Amazing Inventions Spring From Hacker Clubs as Membership Soars
Hacker spaces are cropping up all over the globe

Nearly 150 hacker spaces have opened in the U.S. in the past three years. Rather than havens of illicit computing, these communal workshops are places for members, in exchange for monthly dues, to get together and share equipment too big and dangerous for a home or garage (oscilloscopes, welding rigs, laser-cutters) and collaborate on projects too audacious to undergo alone (thought-controlled helicopters, helium balloons with autonomous robot pilots).
In this way, the movement is a bit of a throwback—the first people to call themselves hackers were members of MIT’s Model Railroad Club in the 1950s who were infamous for their manipulation of the school’s lock and telephone systems.
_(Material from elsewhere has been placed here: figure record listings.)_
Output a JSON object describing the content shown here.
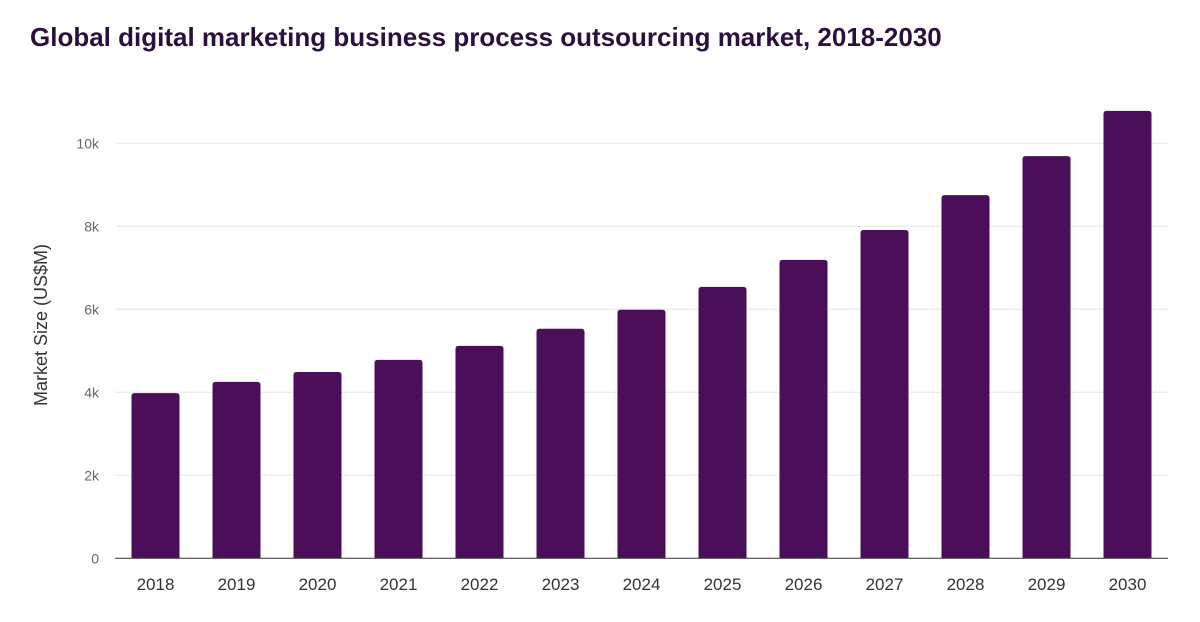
{
  "chart_data": {
    "type": "bar",
    "title": "Global digital marketing business process outsourcing market, 2018-2030",
    "xlabel": "",
    "ylabel": "Market Size (US$M)",
    "categories": [
      "2018",
      "2019",
      "2020",
      "2021",
      "2022",
      "2023",
      "2024",
      "2025",
      "2026",
      "2027",
      "2028",
      "2029",
      "2030"
    ],
    "values": [
      3980,
      4250,
      4490,
      4780,
      5120,
      5530,
      5990,
      6540,
      7190,
      7910,
      8750,
      9690,
      10780
    ],
    "ylim": [
      0,
      11000
    ],
    "yticks": [
      0,
      2000,
      4000,
      6000,
      8000,
      10000
    ],
    "ytick_labels": [
      "0",
      "2k",
      "4k",
      "6k",
      "8k",
      "10k"
    ],
    "grid": true,
    "colors": {
      "bar": "#4b0f59",
      "title": "#2b0f3f",
      "grid": "#e6e6e6"
    }
  }
}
Hijacking systems to make them work differently is what hackers do, and hacker-space members are no exception. A New York group called NYC Resistor created a 3-D printer they named MakerBot, which is open-source and can “print” its own parts.
San Francisco’s Noisebridge group built an anklet with a direction-sensing microchip and an array of pager motors. After a few hours, the wearer has an innate sense of magnetic north. Inventions birthed by the movement have been so prolific and of such high quality that they’ve been featured in this magazine before, most notably (and recently) a beer-dispensing slot machine.